A pit formed in my stomach when the cab pulled up in front of the house. I’d been here a few times since that first spring, but never during training. The realization settled in that I was going to have to face Nick at some point in the next six weeks. Although I’d promised Drew I wouldn’t let Nick screw with my mind, now that we were in the same state I had my doubts. No one knew I still followed his career. I rationalized my obsession by saying I needed to know he hadn’t thrown away what I thought we had for nothing. The truth was, there was some piece of my heart still holding on to that brief period of my life.

The front door opened and Jason jogged down the driveway to help us with our bags. After a quick round of man-hugs, we all trudged back into the house. It was eerily quiet. I’d never been here without the entire patchwork family. I hoped the week before the rest of the guys came down went fast, because I hadn’t been this uncomfortable in a long time. I closed my bedroom door behind me and got to work unpacking. More silence. I caught sight of the haphazard stack of video games on the bottom shelf of my entertainment center and was hit with a memory of the first night I’d met Nick.

“If you’re looking for the party, you’re going the wrong direction,” I called out when I caught a glimpse of someone wandering past my door for the second time. It wasn’t anyone I knew, so there was no reason for them to be up here. Eric and Bryce knew I had a huge project due the week we got back, so they’d promised they would try to keep the disruptions to a minimum.

My bedroom door opened further and the guy, who looked way too young to be a pro ball player, stood there gaping at me. I considered asking him what in the hell he thought he was doing. You didn’t just open someone’s bedroom door when you were a visitor in their home. For all he knew, I could’ve been in here tugging one out.

“You’re staring,” I pointed out. He clenched his eyes tightly and a flush creeped up his face.

“Sorry… I didn’t mean… I wasn’t…” he fumbled, then muttered something under his breath. Seeing as he was in my personal space, I refused to feel bad for checking him out. It was obvious he spent hours working out every day. My dick stirred as I wondered what those solid legs would feel like wrapped around my waist. Or how it’d feel to have him holding me with those solid arms while he pounded into me.

“Wow, and I thought I was shit at social situations. You okay?” I stared at him, waiting for him to say something. Anything. I was pretty sure he hadn’t even blinked as he gaped at me.

He swallowed hard and nodded. “Yeah, I needed a break.”

“I can understand needing downtime,” I commiserated. “That’s one of the benefits of having a pile of homework while we’re down here. If you want, you’re welcome to chill in here,” I told him, pointing toward a television and PS4 sitting in the corner. “I’m Cody, by the way.”

“Nick,” he returned. He toed off his shoes and flopped into the beanbag chair in front of the TV. “Do you want me to keep the sound turned down?”

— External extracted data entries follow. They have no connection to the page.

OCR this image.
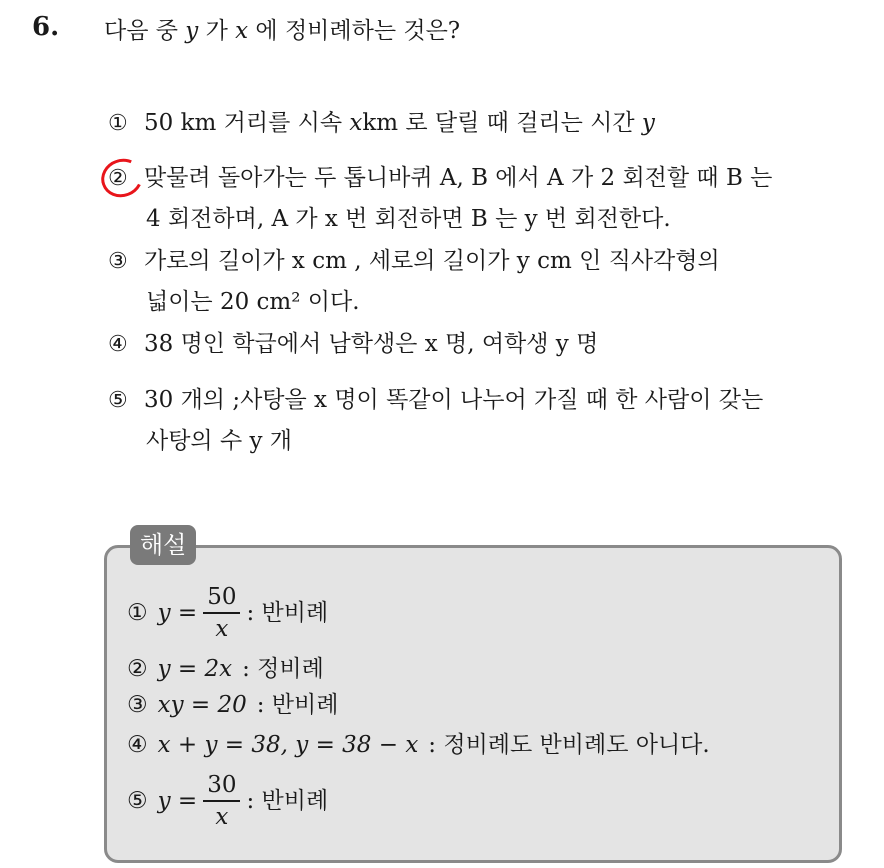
6. 다음 중 y 가 x 에 정비례하는 것은?
① 50 km 거리를 시속 xkm 로 달릴 때 걸리는 시간 y
② 맞물려 돌아가는 두 톱니바퀴 A, B 에서 A 가 2 회전할 때 B 는
4 회전하며, A 가 x 번 회전하면 B 는 y 번 회전한다.
③ 가로의 길이가 x cm , 세로의 길이가 y cm 인 직사각형의
넓이는 20 cm² 이다.
④ 38 명인 학급에서 남학생은 x 명, 여학생 y 명
⑤ 30 개의 ;사탕을 x 명이 똑같이 나누어 가질 때 한 사람이 갖는
사탕의 수 y 개
해설
① $y = \frac{50}{x}$ : 반비례
② y = 2x : 정비례
③ xy = 20 : 반비례
④ x + y = 38, y = 38 − x : 정비례도 반비례도 아니다.
⑤ $y = \frac{30}{x}$ : 반비례
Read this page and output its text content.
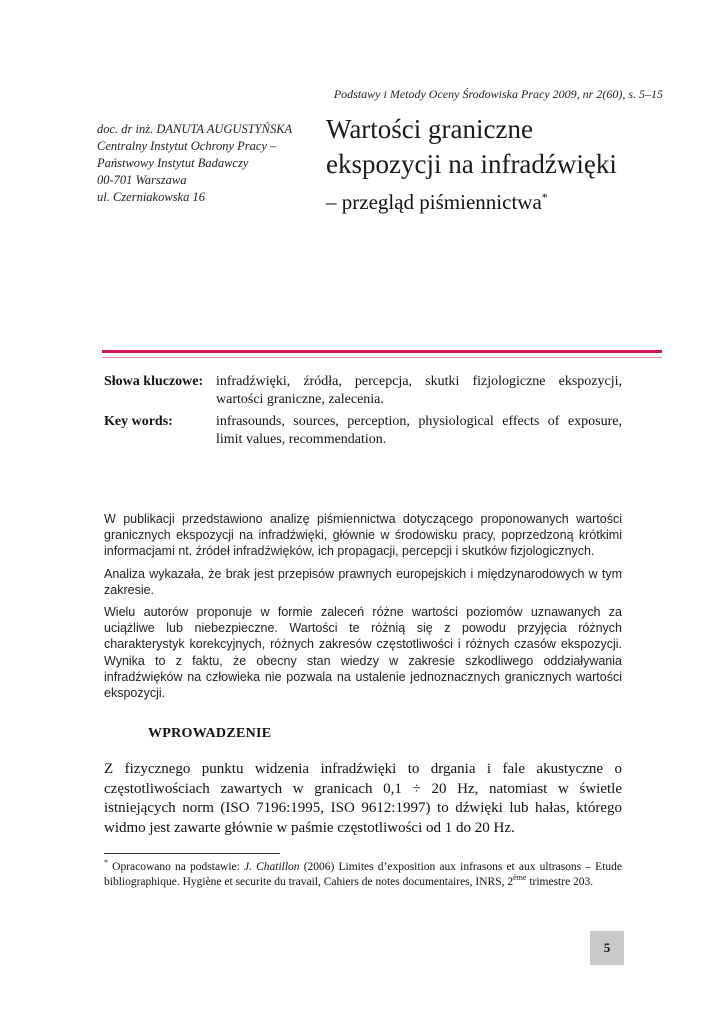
Podstawy i Metody Oceny Środowiska Pracy 2009, nr 2(60), s. 5–15
doc. dr inż. DANUTA AUGUSTYŃSKA
Centralny Instytut Ochrony Pracy –
Państwowy Instytut Badawczy
00-701 Warszawa
ul. Czerniakowska 16
Wartości graniczne
ekspozycji na infradźwięki
– przegląd piśmiennictwa*
Słowa kluczowe: infradźwięki, źródła, percepcja, skutki fizjologiczne ekspozycji, wartości graniczne, zalecenia.
Key words:	infrasounds, sources, perception, physiological effects of exposure, limit values, recommendation.

W publikacji przedstawiono analizę piśmiennictwa dotyczącego proponowanych wartości granicznych ekspozycji na infradźwięki, głównie w środowisku pracy, poprzedzoną krótkimi informacjami nt. źródeł infradźwięków, ich propagacji, percepcji i skutków fizjologicznych.

Analiza wykazała, że brak jest przepisów prawnych europejskich i międzynarodowych w tym zakresie.

Wielu autorów proponuje w formie zaleceń różne wartości poziomów uznawanych za uciążliwe lub niebezpieczne. Wartości te różnią się z powodu przyjęcia różnych charakterystyk korekcyjnych, różnych zakresów częstotliwości i różnych czasów ekspozycji. Wynika to z faktu, że obecny stan wiedzy w zakresie szkodliwego oddziaływania infradźwięków na człowieka nie pozwala na ustalenie jednoznacznych granicznych wartości ekspozycji.

WPROWADZENIE
Z fizycznego punktu widzenia infradźwięki to drgania i fale akustyczne o częstotliwościach zawartych w granicach 0,1 ÷ 20 Hz, natomiast w świetle istniejących norm (ISO 7196:1995, ISO 9612:1997) to dźwięki lub hałas, którego widmo jest zawarte głównie w paśmie częstotliwości od 1 do 20 Hz.
* Opracowano na podstawie: J. Chatillon (2006) Limites d’exposition aux infrasons et aux ultrasons – Etude bibliographique. Hygiène et securite du travail, Cahiers de notes documentaires, INRS, 2ème trimestre 203.
5
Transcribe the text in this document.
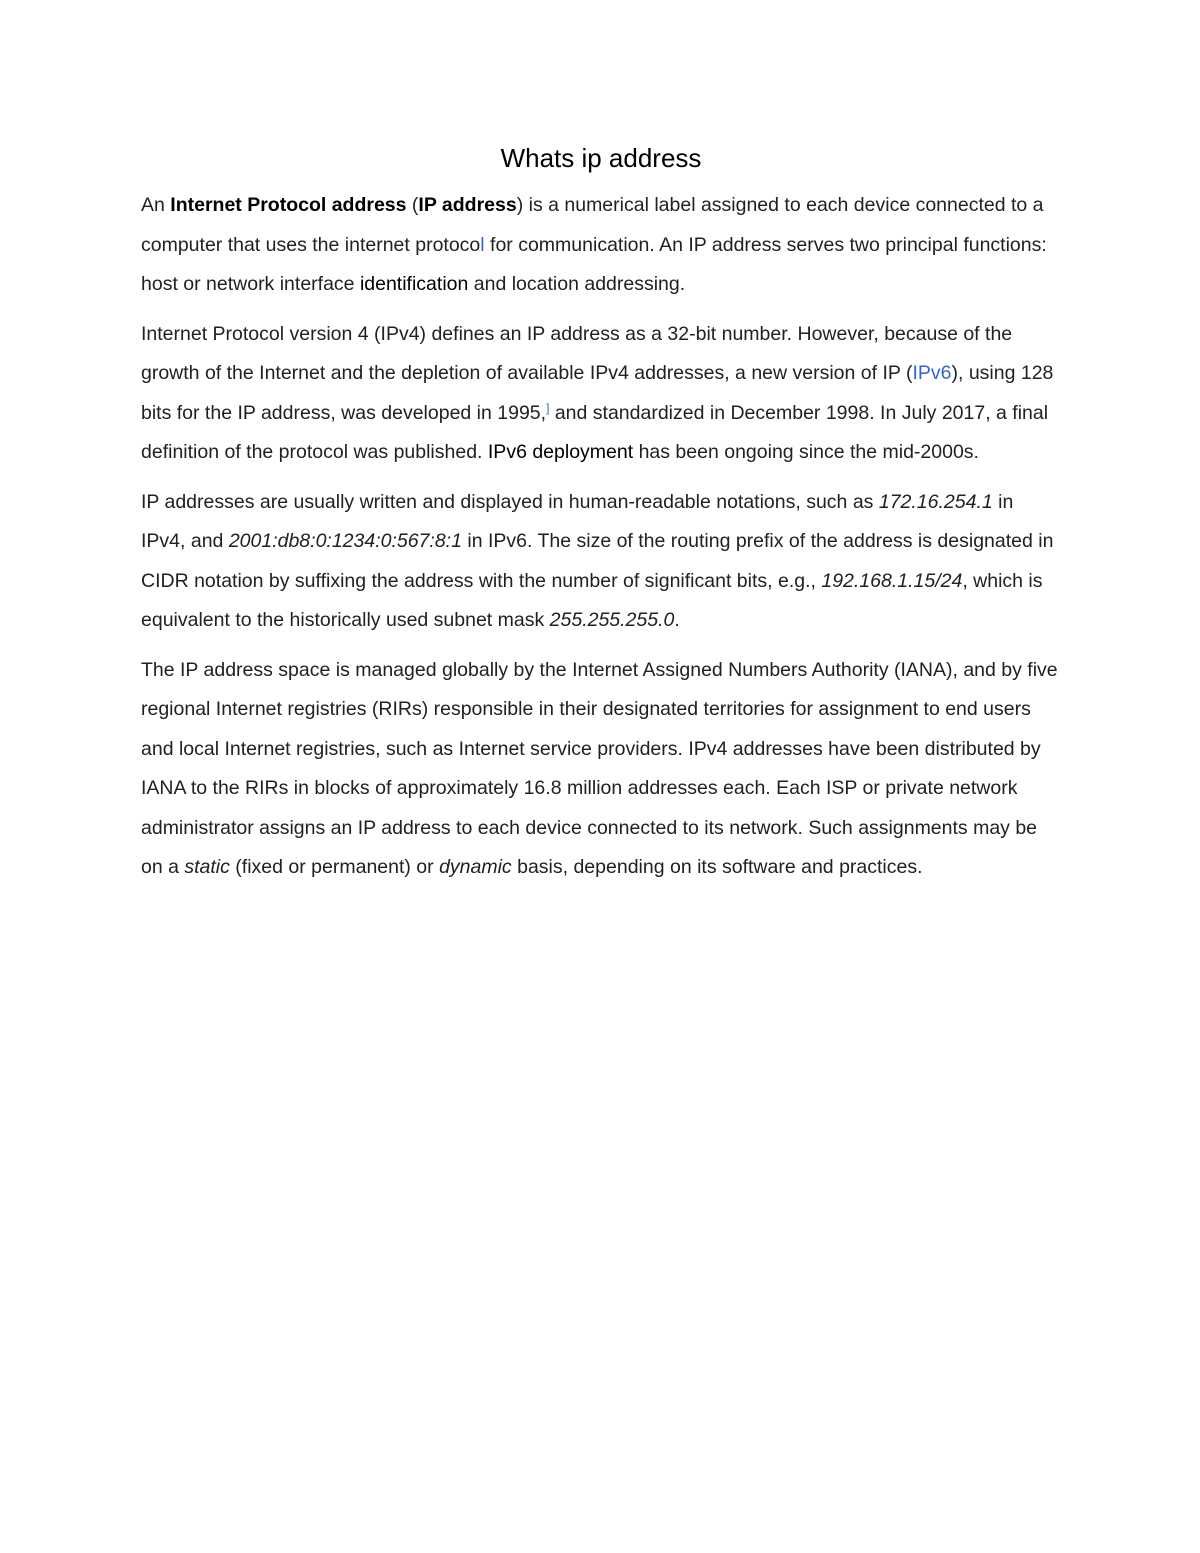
Whats ip address

An Internet Protocol address (IP address) is a numerical label assigned to each device connected to a computer that uses the internet protocol for communication. An IP address serves two principal functions: host or network interface identification and location addressing.

Internet Protocol version 4 (IPv4) defines an IP address as a 32-bit number. However, because of the growth of the Internet and the depletion of available IPv4 addresses, a new version of IP (IPv6), using 128 bits for the IP address, was developed in 1995,] and standardized in December 1998. In July 2017, a final definition of the protocol was published. IPv6 deployment has been ongoing since the mid-2000s.

IP addresses are usually written and displayed in human-readable notations, such as 172.16.254.1 in IPv4, and 2001:db8:0:1234:0:567:8:1 in IPv6. The size of the routing prefix of the address is designated in CIDR notation by suffixing the address with the number of significant bits, e.g., 192.168.1.15/24, which is equivalent to the historically used subnet mask 255.255.255.0.

The IP address space is managed globally by the Internet Assigned Numbers Authority (IANA), and by five regional Internet registries (RIRs) responsible in their designated territories for assignment to end users and local Internet registries, such as Internet service providers. IPv4 addresses have been distributed by IANA to the RIRs in blocks of approximately 16.8 million addresses each. Each ISP or private network administrator assigns an IP address to each device connected to its network. Such assignments may be on a static (fixed or permanent) or dynamic basis, depending on its software and practices.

“No need. I’m used to trying to work with distractions.”

As if to prove my point, I ended the conversation by turning my attention back to the books in my lap. I tried to ignore him as he rummaged through the duffel bag I’d shoved my games into before we flew down here. Bryce tried getting me to leave them behind, telling me there wouldn’t be time for hiding out in my room playing games, but I’d insisted. Now, I was glad I had. Nick decided on
Diablo
and I tried to focus on my paper. Concentrating proved impossible, because Nick seriously sucked at the game. After the fourth time he died, I closed my books and picked up the second controller.

“Jump out for a minute,” I told him. He pursed his lips and glared at me as though I’d admitted how painful it was to watch him trying to get through the easy levels alone. “I’m going to be here for two weeks. There’s no reason I have to get everything done tonight.”

Plus, given the choice between researching a term paper on the US Government’s conversion of the economy to war production in World War II and spending time with the hottest guy I’d seen in a long time, he’d win. Hands down.